Studies show children pay the price when they don't have a father figure in their life.
"You can donate the seed, but almost any man can do that," said Jonathan Spurlin, a graduate of the program. "It takes a real man to be a daddy."
Spurlin is one the of the success stories of the fatherhood program. He was out of work. He didn't have any contact with his two children. Now, Spurlin is working his way back into their lives as a better father and role model.

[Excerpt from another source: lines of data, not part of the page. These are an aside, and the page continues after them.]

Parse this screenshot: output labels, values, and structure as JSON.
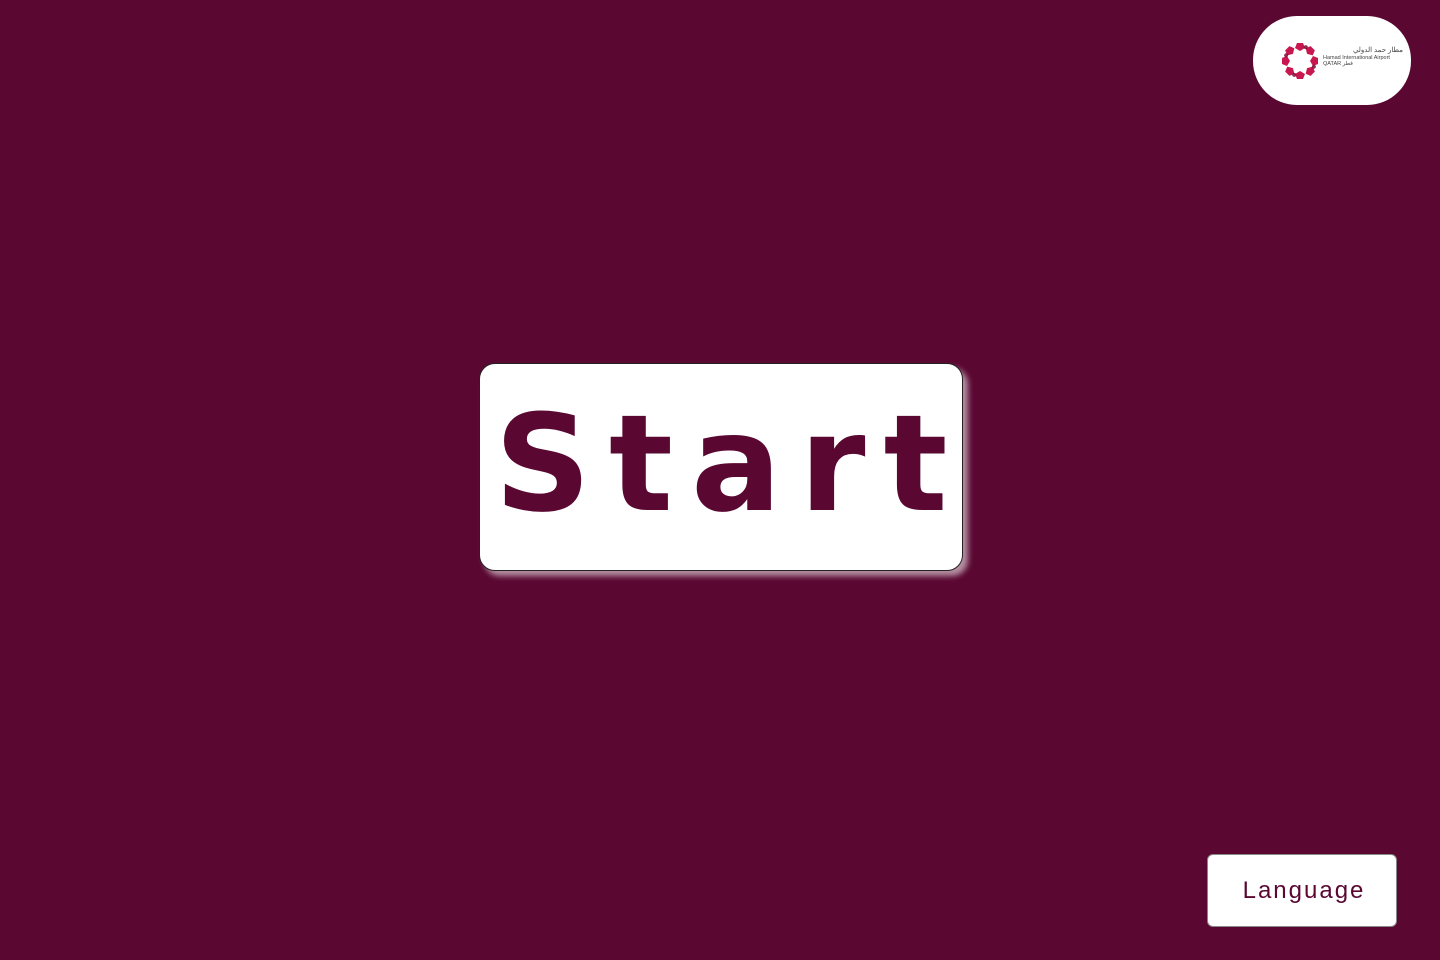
{
  "branding": {
    "logo_arabic": "مطار حمد الدولي",
    "logo_english": "Hamad International Airport",
    "logo_qatar": "QATAR قطر",
    "logo_icon": "hamad-airport-logo-mark",
    "accent_color": "#5a0832",
    "mark_color": "#c8174f"
  },
  "main": {
    "start_label": "Start"
  },
  "footer": {
    "language_label": "Language"
  }
}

He's even enrolled in college.
"It's OK to get on the floor with my daughter and play dolls with her," he said. "She loves that. She wants to be a school teacher. We play school. She's my buddy now."
But for every story of success, there are countless disappointments for the fatherhood specialists. They say some fathers give up.
"I don't like them to say they give up," said LaTwane Pugh, a fatherhood specialist. "That's an excuse that they have been using for most of their life."
Demetrius Thompson is a student in the program. The father of four said he knows the hurdles in his way, but he refuses to go back to the streets.
"(Fathers) have been shying away from (their) responsibilities for much too long, and the end result is devastating," he said.
Thompson, like so many men in the fatherhood program, knows his children are counting on him to keep going.